Friends claim he bore no ill will towards President Bill Clinton and likely only wanted the publicity of the stunt – fulfilling an ambition he had expressed to friends to kill himself "in a big way" by flying an airplane into the White House, or into the dome of the Capitol. According to his brother, "I don't think he had any party affiliation," he said. "I don't think he was registered." He simply described his brother as "a loner who would not talk about his problems."

The President was not even in the Executive Mansion at the time due to renovation of the heating air ducts there, but was instead staying at Blair House – the official guest house of commander-in-chief.

Federal investigators examined the wreck, found the flaps and throttle in position for landing and revealed the findings.  The evidence supported the belief, shared by President Clinton, that Mr. Corder's final flight was a botched stunt by a man with drug and alcohol problems, not a suicidal dive as many people had thought.  A Secret Service spokesman, Carl Meyer, did say that investigators "were looking for indicators of a landing vs. a crash. That is part of the $64,000 question."

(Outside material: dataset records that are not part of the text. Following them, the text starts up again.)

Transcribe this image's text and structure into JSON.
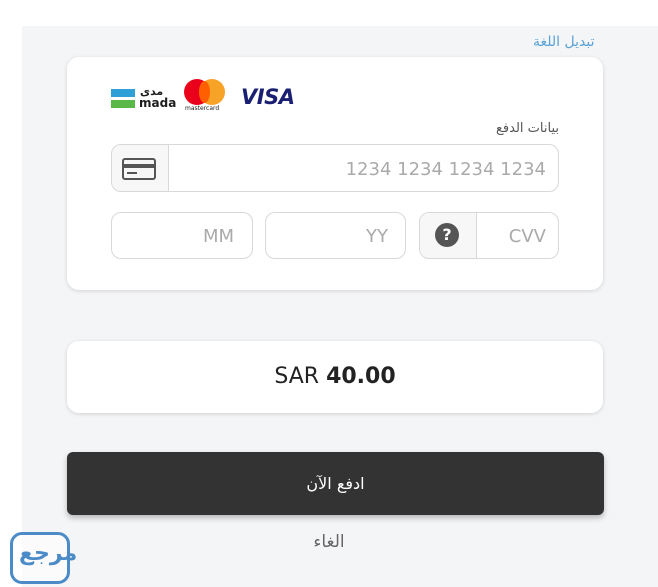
{
  "header": {
    "language_link": "تبديل اللغة"
  },
  "payment_card": {
    "brands": {
      "mada_ar": "مدى",
      "mada_en": "mada",
      "mastercard": "mastercard",
      "visa": "VISA"
    },
    "section_label": "بيانات الدفع",
    "card_number": {
      "placeholder": "1234 1234 1234 1234",
      "value": "",
      "icon": "credit-card-icon"
    },
    "expiry_month": {
      "placeholder": "MM",
      "value": ""
    },
    "expiry_year": {
      "placeholder": "YY",
      "value": ""
    },
    "cvv": {
      "placeholder": "CVV",
      "value": "",
      "help_icon": "?"
    }
  },
  "amount": {
    "currency": "SAR",
    "value": "40.00"
  },
  "actions": {
    "pay_label": "ادفع الآن",
    "cancel_label": "الغاء"
  },
  "colors": {
    "accent_link": "#5aa2d6",
    "pay_button": "#333333",
    "page_bg": "#f4f5f7"
  }
}
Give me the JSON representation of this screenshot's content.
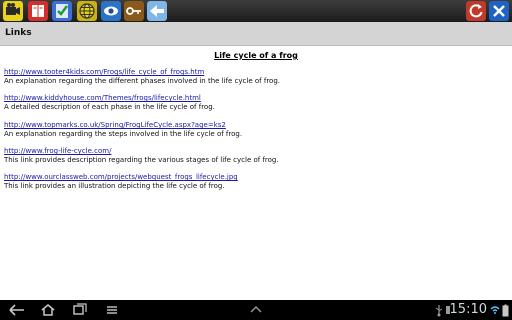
{
  "toolbar": {
    "left_icons": [
      "video-camera-icon",
      "book-icon",
      "checklist-icon",
      "globe-icon",
      "eye-icon",
      "key-icon",
      "back-arrow-icon"
    ],
    "right_icons": [
      "refresh-icon",
      "close-icon"
    ]
  },
  "titlebar": {
    "title": "Links"
  },
  "page": {
    "heading": "Life cycle of a frog",
    "links": [
      {
        "url": "http://www.tooter4kids.com/Frogs/life_cycle_of_frogs.htm",
        "description": "An explanation regarding the different phases involved in the life cycle of frog."
      },
      {
        "url": "http://www.kiddyhouse.com/Themes/frogs/lifecycle.html",
        "description": "A detailed description of each phase in the life cycle of frog."
      },
      {
        "url": "http://www.topmarks.co.uk/Spring/FrogLifeCycle.aspx?age=ks2",
        "description": "An explanation regarding the steps involved in the life cycle of frog."
      },
      {
        "url": "http://www.frog-life-cycle.com/",
        "description": "This link provides description regarding the various stages of life cycle of frog."
      },
      {
        "url": "http://www.ourclassweb.com/projects/webquest_frogs_lifecycle.jpg",
        "description": "This link provides an illustration depicting the life cycle of frog."
      }
    ]
  },
  "statusbar": {
    "time": "15:10",
    "nav_icons": [
      "back-icon",
      "home-icon",
      "recent-apps-icon",
      "up-chevron-icon",
      "usb-icon",
      "notification-icon",
      "wifi-icon",
      "battery-icon"
    ]
  },
  "colors": {
    "toolbar_bg": "#2b2b2b",
    "titlebar_bg": "#d4d4d4",
    "link": "#1a1aa8",
    "navbar_bg": "#000000"
  }
}
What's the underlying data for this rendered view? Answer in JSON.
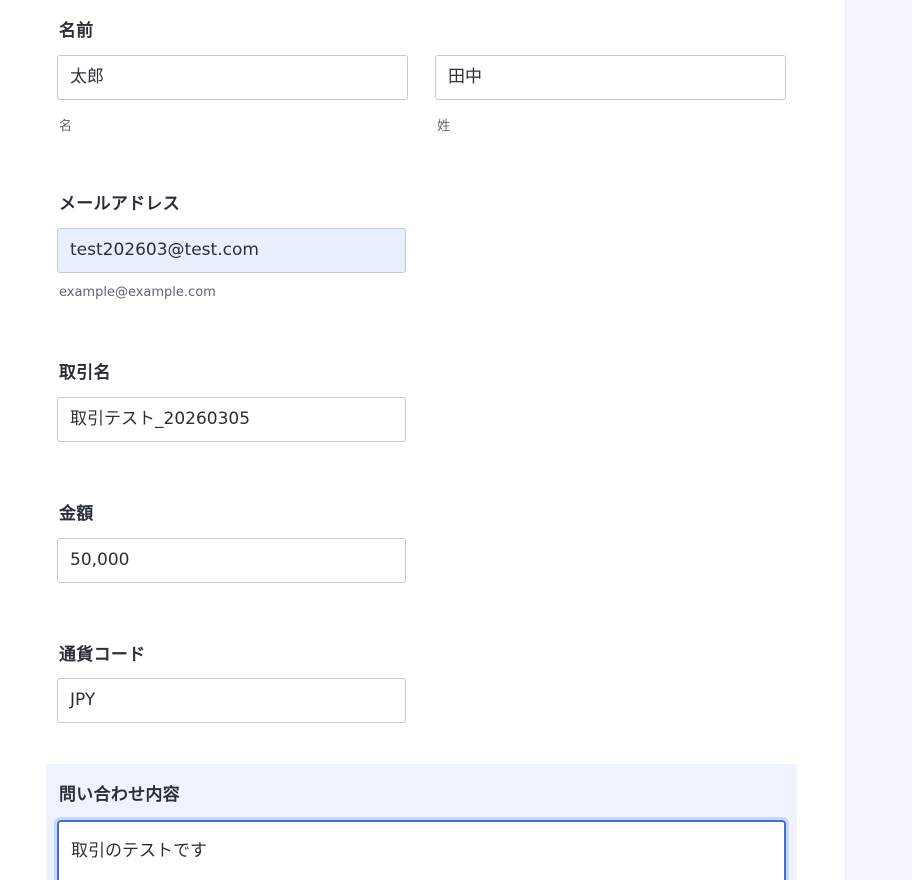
{
  "name": {
    "label": "名前",
    "first_value": "太郎",
    "first_sublabel": "名",
    "last_value": "田中",
    "last_sublabel": "姓"
  },
  "email": {
    "label": "メールアドレス",
    "value": "test202603@test.com",
    "hint": "example@example.com"
  },
  "deal_name": {
    "label": "取引名",
    "value": "取引テスト_20260305"
  },
  "amount": {
    "label": "金額",
    "value": "50,000"
  },
  "currency": {
    "label": "通貨コード",
    "value": "JPY"
  },
  "inquiry": {
    "label": "問い合わせ内容",
    "value": "取引のテストです"
  }
}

Those settings show Corder was "trying to land as slowly as he could," Joseph Mancusi, one of the plane's owners, said.

The Legacy of that Day...

 

Corder's crash was one of several attacks on the White House during the Clinton presidency. Six weeks after the crash, a deranged man, dressed in a trenchcoat, used a submachine gun to fire upon the White House. Secret Service and personnel from the Presidential Protective Division had to gun down the madman into order to protect the public, as well as the President – who was in the Oval Office at the time.

 

Seven years after Corder's suicide, almost to the day - on September 11th, 2001 - four commercial airliners were hijacked by Islamic radical terrorists, the pilots killed, and the jets – still with passengers and fuel, were used as guided missiles to attack symbolic targets in the United States. The passengers of the fourth hijacked plane, United Flight #93, staged a retaking of the plane, but it ultimately crashed near Shanksville, Pennsylvania. It is widely thought that its intended target was either the U.S. Capitol building, or the White House.

 

In 2006, a plaque featuring the bent propeller of the Cessna, surrounded by various gauges and a plate bearing the aircraft's vehicle identification number, was sold on eBay. The plaque was put together by the plane's insurer.